The piper stood with several members of the house staff, some of whom I recalled from prior visits. A bouquet of pink Princess Taillte roses rested in the head housekeeper’s arms.

The lord of the manor stood apart, his six-foot frame proud and erect, his white beard blowing in the breeze. Dressed in his best tweeds—the outfit included an American baseball cap—Fintan held his man-sized blackthorn stick in his left hand.
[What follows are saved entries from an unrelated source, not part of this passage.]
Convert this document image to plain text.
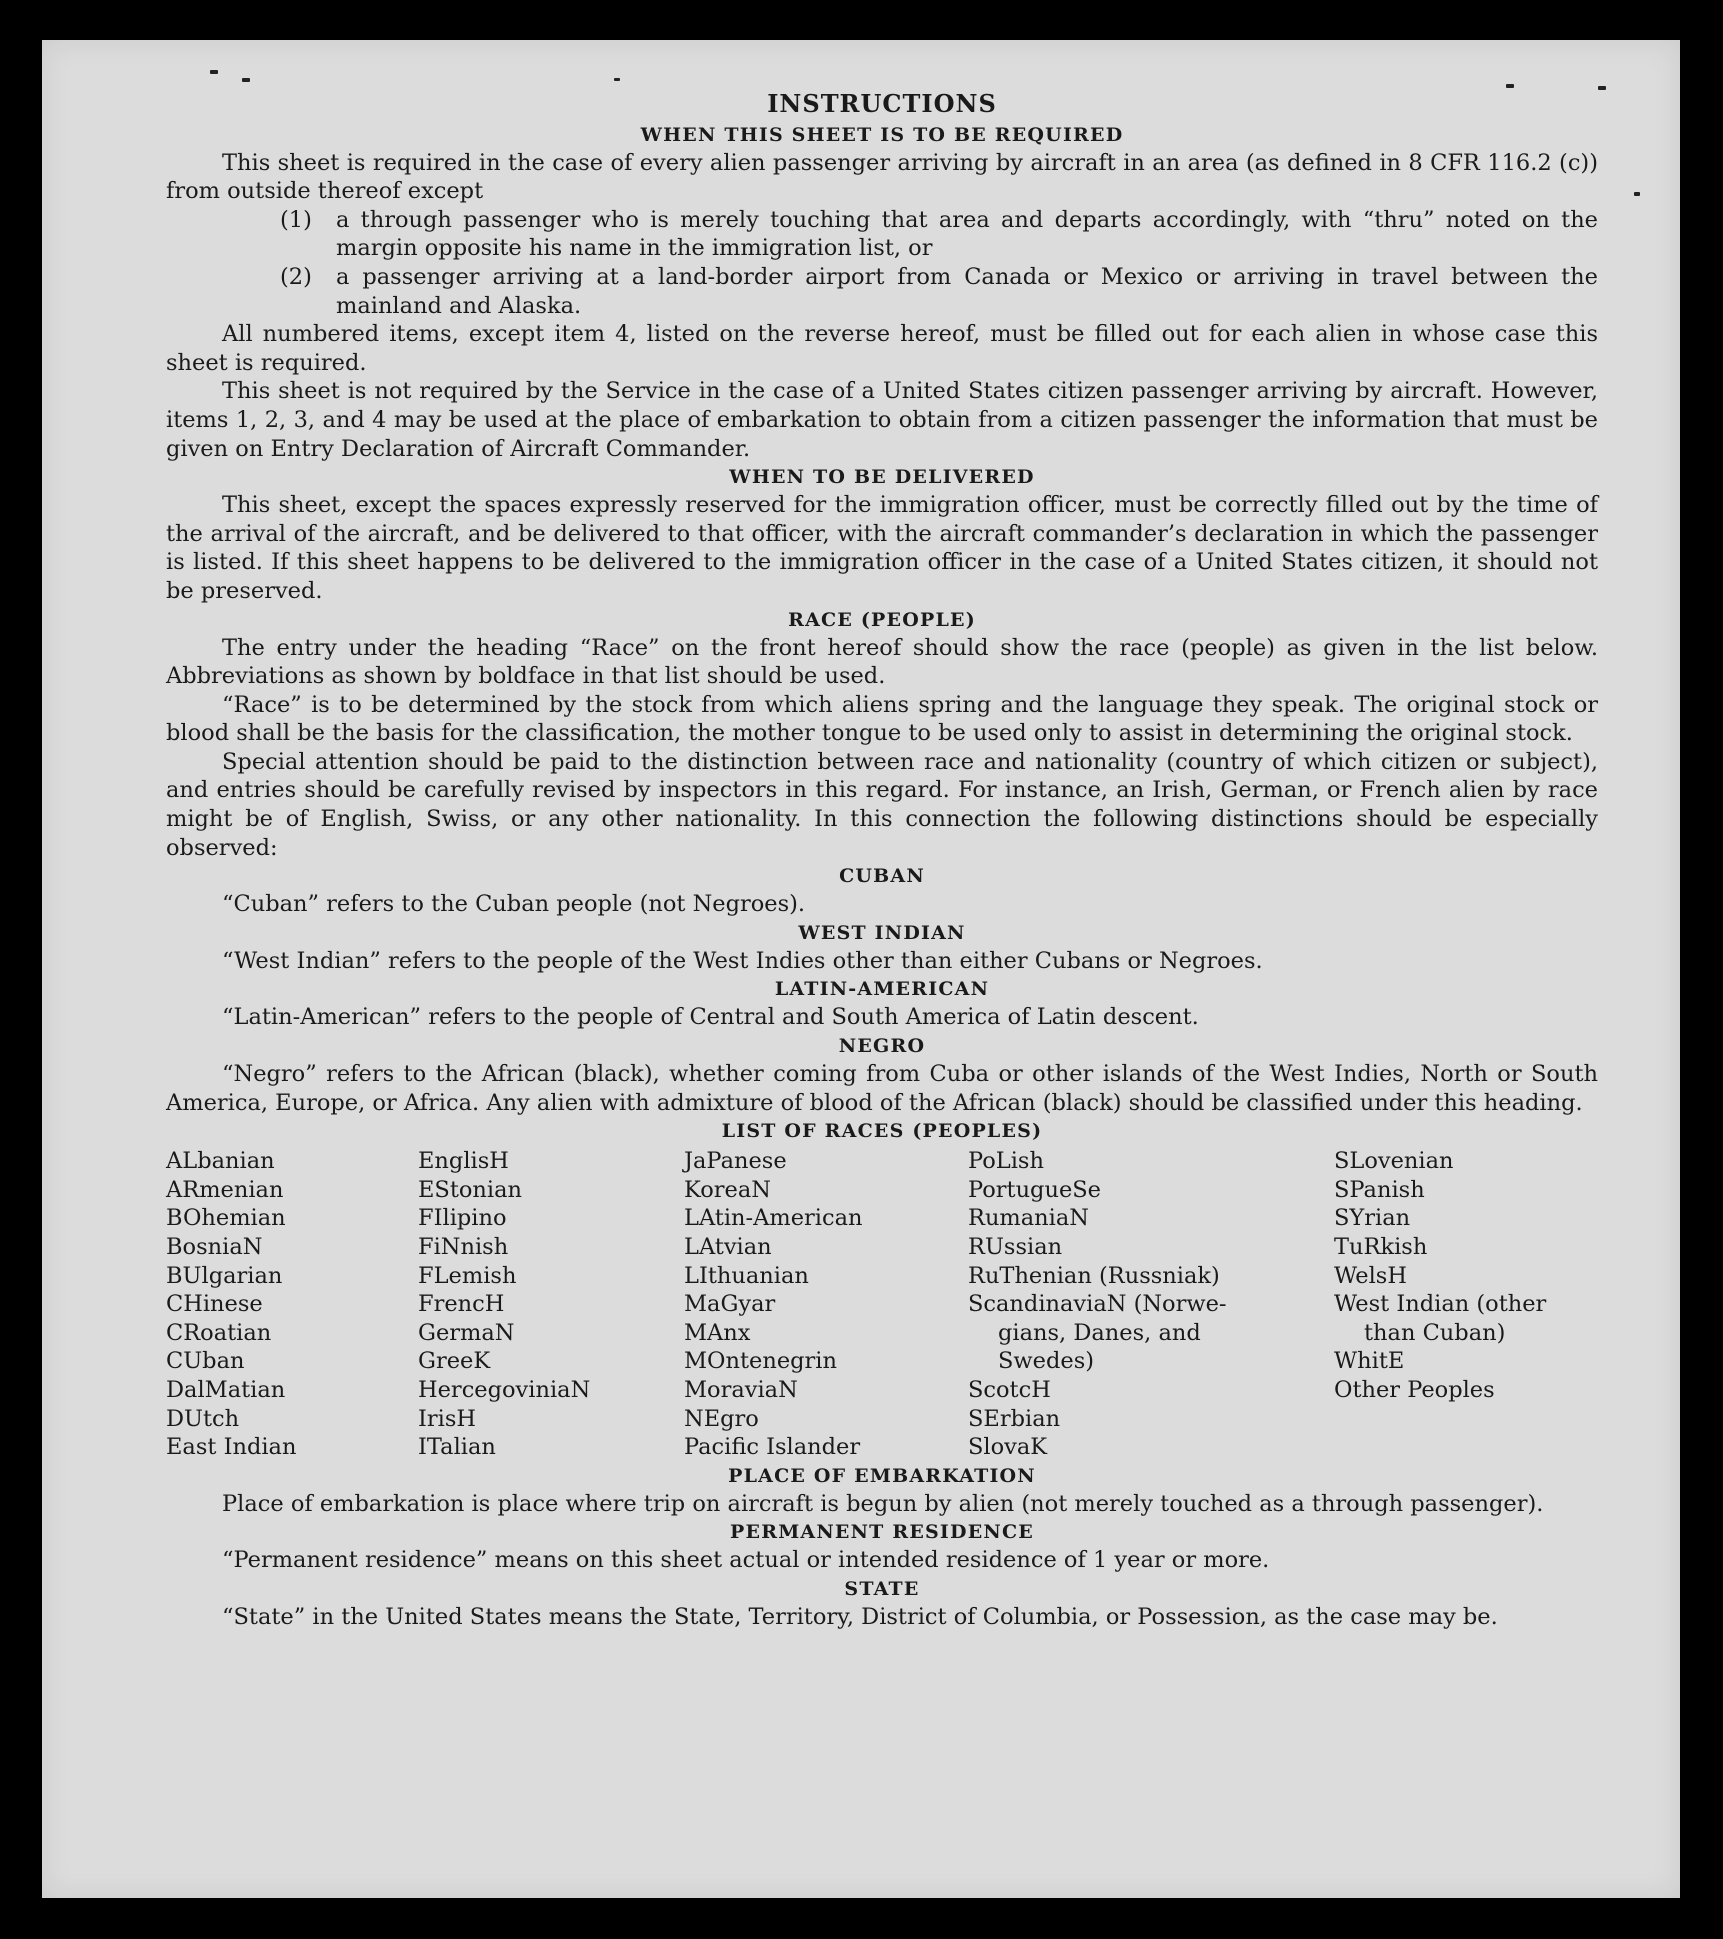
INSTRUCTIONS
WHEN THIS SHEET IS TO BE REQUIRED

This sheet is required in the case of every alien passenger arriving by aircraft in an area (as defined in 8 CFR 116.2 (c)) from outside thereof except

(1)	a through passenger who is merely touching that area and departs accordingly, with “thru” noted on the margin opposite his name in the immigration list, or
(2)	a passenger arriving at a land-border airport from Canada or Mexico or arriving in travel between the mainland and Alaska.

All numbered items, except item 4, listed on the reverse hereof, must be filled out for each alien in whose case this sheet is required.

This sheet is not required by the Service in the case of a United States citizen passenger arriving by aircraft. However, items 1, 2, 3, and 4 may be used at the place of embarkation to obtain from a citizen passenger the information that must be given on Entry Declaration of Aircraft Commander.

WHEN TO BE DELIVERED

This sheet, except the spaces expressly reserved for the immigration officer, must be correctly filled out by the time of the arrival of the aircraft, and be delivered to that officer, with the aircraft commander’s declaration in which the passenger is listed. If this sheet happens to be delivered to the immigration officer in the case of a United States citizen, it should not be preserved.

RACE (PEOPLE)

The entry under the heading “Race” on the front hereof should show the race (people) as given in the list below. Abbreviations as shown by boldface in that list should be used.

“Race” is to be determined by the stock from which aliens spring and the language they speak. The original stock or blood shall be the basis for the classification, the mother tongue to be used only to assist in determining the original stock.

Special attention should be paid to the distinction between race and nationality (country of which citizen or subject), and entries should be carefully revised by inspectors in this regard. For instance, an Irish, German, or French alien by race might be of English, Swiss, or any other nationality. In this connection the following distinctions should be especially observed:

CUBAN

“Cuban” refers to the Cuban people (not Negroes).

WEST INDIAN

“West Indian” refers to the people of the West Indies other than either Cubans or Negroes.

LATIN-AMERICAN

“Latin-American” refers to the people of Central and South America of Latin descent.

NEGRO

“Negro” refers to the African (black), whether coming from Cuba or other islands of the West Indies, North or South America, Europe, or Africa. Any alien with admixture of blood of the African (black) should be classified under this heading.

LIST OF RACES (PEOPLES)
ALbanian
ARmenian
BOhemian
BosniaN
BUlgarian
CHinese
CRoatian
CUban
DalMatian
DUtch
East Indian
EnglisH
EStonian
FIlipino
FiNnish
FLemish
FrencH
GermaN
GreeK
HercegoviniaN
IrisH
ITalian
JaPanese
KoreaN
LAtin-American
LAtvian
LIthuanian
MaGyar
MAnx
MOntenegrin
MoraviaN
NEgro
Pacific Islander
PoLish
PortugueSe
RumaniaN
RUssian
RuThenian (Russniak)
ScandinaviaN (Norwe-
gians, Danes, and
Swedes)
ScotcH
SErbian
SlovaK
SLovenian
SPanish
SYrian
TuRkish
WelsH
West Indian (other
than Cuban)
WhitE
Other Peoples
PLACE OF EMBARKATION

Place of embarkation is place where trip on aircraft is begun by alien (not merely touched as a through passenger).

PERMANENT RESIDENCE

“Permanent residence” means on this sheet actual or intended residence of 1 year or more.

STATE

“State” in the United States means the State, Territory, District of Columbia, or Possession, as the case may be.
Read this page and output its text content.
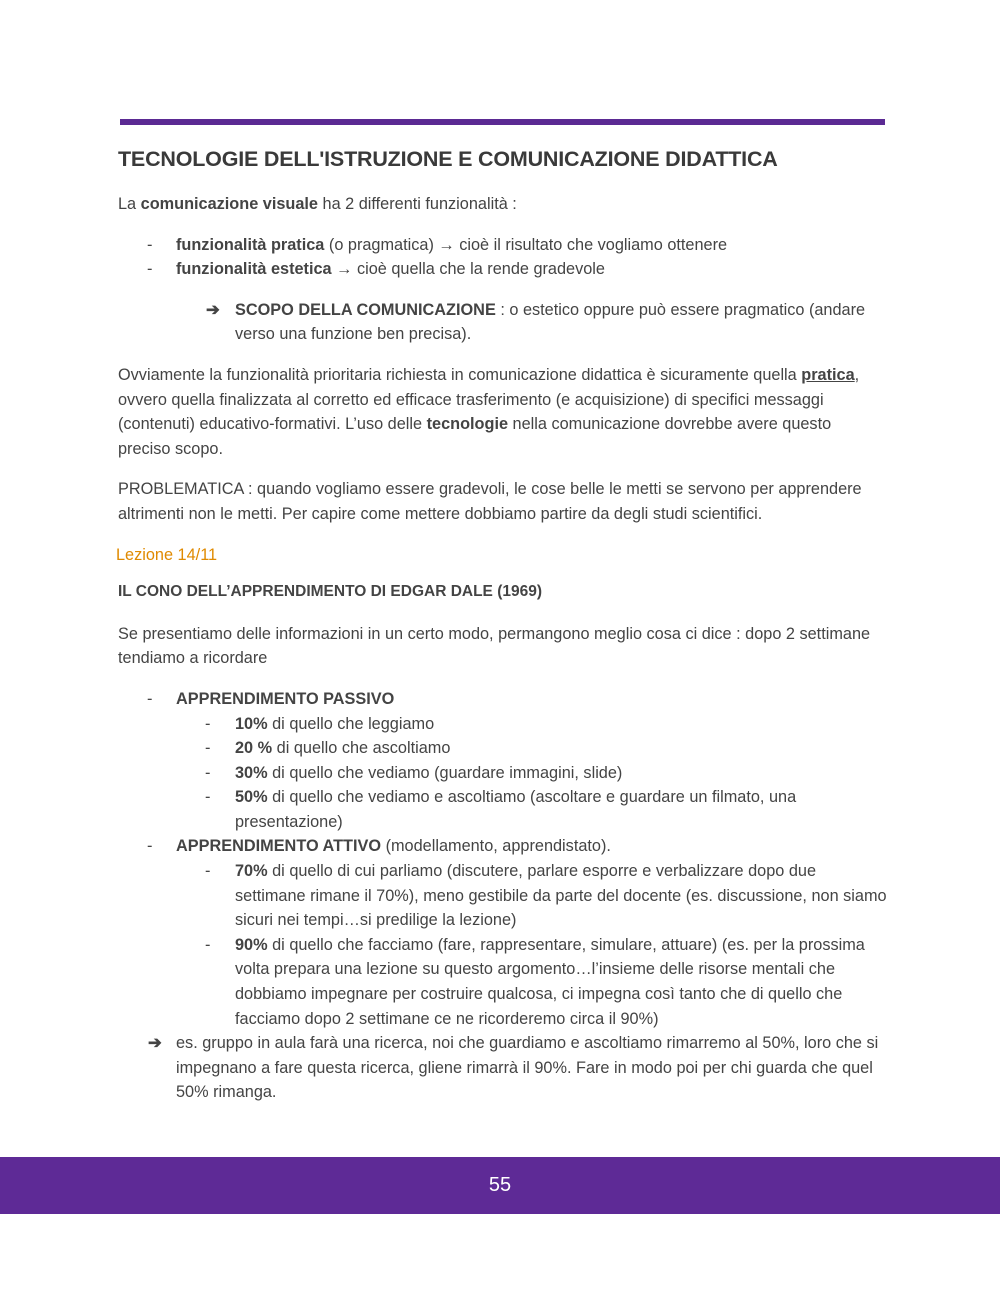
TECNOLOGIE DELL'ISTRUZIONE E COMUNICAZIONE DIDATTICA

La comunicazione visuale ha 2 differenti funzionalità :

- funzionalità pratica (o pragmatica) → cioè il risultato che vogliamo ottenere
- funzionalità estetica → cioè quella che la rende gradevole
➔ SCOPO DELLA COMUNICAZIONE : o estetico oppure può essere pragmatico (andare verso una funzione ben precisa).

Ovviamente la funzionalità prioritaria richiesta in comunicazione didattica è sicuramente quella pratica, ovvero quella finalizzata al corretto ed efficace trasferimento (e acquisizione) di specifici messaggi (contenuti) educativo-formativi. L’uso delle tecnologie nella comunicazione dovrebbe avere questo preciso scopo.

PROBLEMATICA : quando vogliamo essere gradevoli, le cose belle le metti se servono per apprendere altrimenti non le metti. Per capire come mettere dobbiamo partire da degli studi scientifici.

Lezione 14/11

IL CONO DELL’APPRENDIMENTO DI EDGAR DALE (1969)

Se presentiamo delle informazioni in un certo modo, permangono meglio cosa ci dice : dopo 2 settimane tendiamo a ricordare

- APPRENDIMENTO PASSIVO
- 10% di quello che leggiamo
- 20 % di quello che ascoltiamo
- 30% di quello che vediamo (guardare immagini, slide)
- 50% di quello che vediamo e ascoltiamo (ascoltare e guardare un filmato, una presentazione)
- APPRENDIMENTO ATTIVO (modellamento, apprendistato).
- 70% di quello di cui parliamo (discutere, parlare esporre e verbalizzare dopo due settimane rimane il 70%), meno gestibile da parte del docente (es. discussione, non siamo sicuri nei tempi…si predilige la lezione)
- 90% di quello che facciamo (fare, rappresentare, simulare, attuare) (es. per la prossima volta prepara una lezione su questo argomento…l’insieme delle risorse mentali che dobbiamo impegnare per costruire qualcosa, ci impegna così tanto che di quello che facciamo dopo 2 settimane ce ne ricorderemo circa il 90%)
➔ es. gruppo in aula farà una ricerca, noi che guardiamo e ascoltiamo rimarremo al 50%, loro che si impegnano a fare questa ricerca, gliene rimarrà il 90%. Fare in modo poi per chi guarda che quel 50% rimanga.
55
His right hand held a leash attached to a panting wolfhound whose gorgeous gray head was as high as my chest.

I curbed the urge to give Fintan a hug. The old relic obviously planned to do it by the numbers, so Neil and I waited in our formal stance while the piper finished doing whatever it was he was doing.

Joy shone in Fintan’s clear brown eyes. He bowed ever so slightly and pointed his blackthorn stick toward the three-story mansion. “Welcome, royal kin, to Carrowbeg Manor.”

I held out my right hand, as was proper. He grasped it and kissed it. “Your visit honors us, Your Highness.” I stepped aside and patted the dog’s head while Fintan repeated the process with Neil, who hadn’t been a prince long and was unaccustomed to people kissing his hand.

Neil introduced our Fian escort. Handshakes followed, and then Fintan nodded to his glowing housekeeper. She presented the roses to me, and we all went in for tea.